Lauren Halsey
Lauren Halsey was born and raised in Los Angeles, and her practice considers the relationship between architecture and community-building in urban centers and beyond. In her most ambitious project to date, Halsey has created a prototype for what she calls The Crenshaw District Hieroglyph Project, which, when completed, will be realized in a public space on Crenshaw Boulevard that formerly held an African bazaar, which she frequented as a child. Halsey has created a functional space built of plywood and gypsum, a mineral that has been used in the construction of major structures for thousands of years, including in the pyramids of Ancient Egypt. Sampling and reinterpreting ancient hieroglyphic writing, Halsey has individually inscribed every panel on the main structure with signifiers of her community and neighborhood of South Central. These inscriptions feature a range of images, including local storefront signage, portraits of family and friends, lowriders, tags, and local landmarks.
Halsey’s sculpture stands as a dedication to and record of the community of South Central, which is currently undergoing a major transition, as mass development and new residents restructure the local economy and neighborhood. She holds a strong commitment to this area, as it informed her childhood and is an ongoing inspiration for her work. Halsey hopes the future, permanent structure will become a communal space in which locals can gather and hold public events as a testament to not only surviving but thriving in an ever-evolving city.

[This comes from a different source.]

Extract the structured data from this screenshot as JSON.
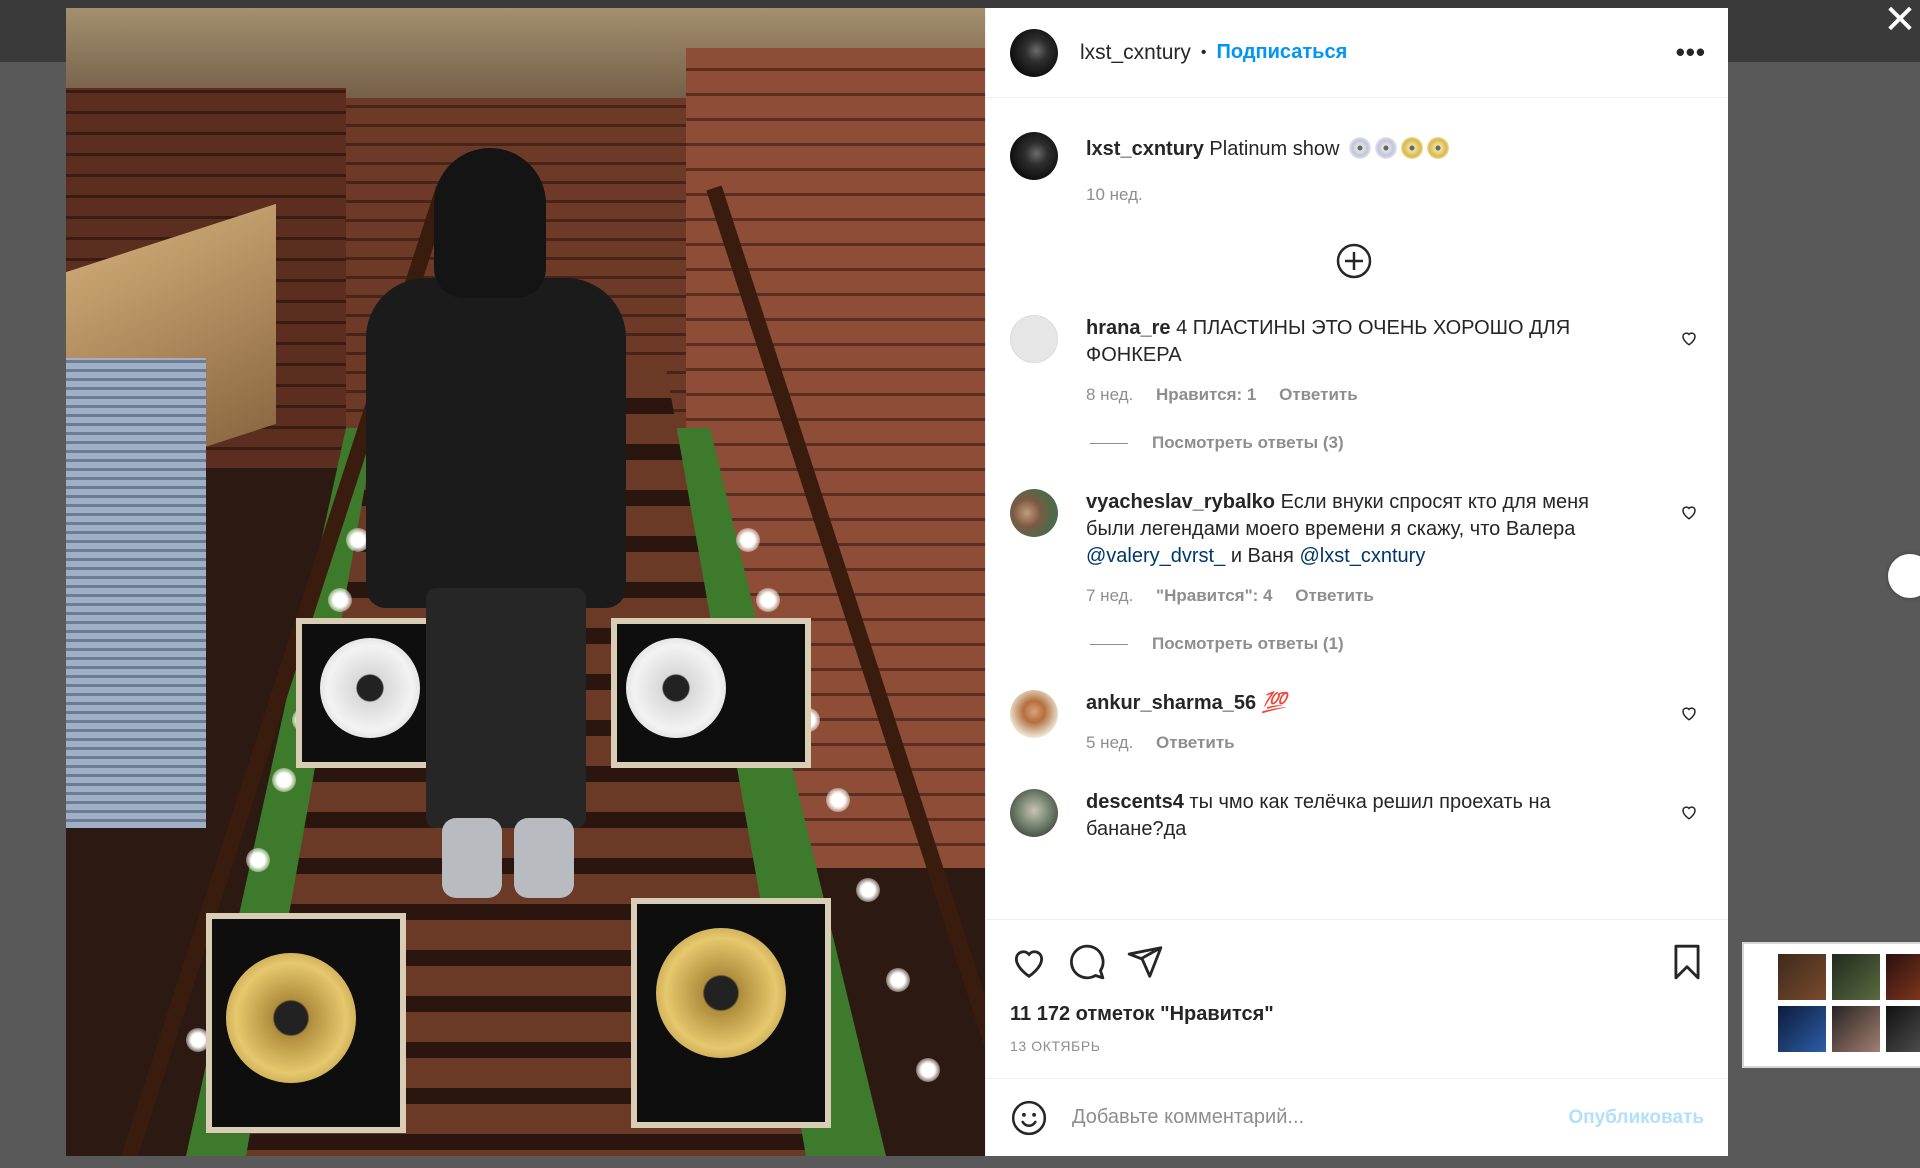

Lauren Halsey (b. 1987, Los Angeles, California) works in Los Angeles. Halsey received her BFA from California Institute of the Arts, in 2012, and MFA from Yale University, in 2014. She has exhibited her work at the Museum of Contemporary Art, Los Angeles (2018); Armory Center for the Arts, Pasadena, California (2016); Museum of Modern Art, New York (2016); Recess, New York (2016); and Studio Museum in Harlem, New York (2015). She is the recipient of the Rema Hort Mann Foundation Emerging Artist Grant (2015), Alice Kimball English Travelling Fellowship (2013), and Beutner Family Award for Excellence in the Arts, California Institute of the Arts (2011). Halsey was an artist in residence at the Main Museum (2017), Studio Museum in Harlem (2014–15), and Skowhegan School of Painting and Sculpture (2014). She received the William H. Johnson Prize in 2017.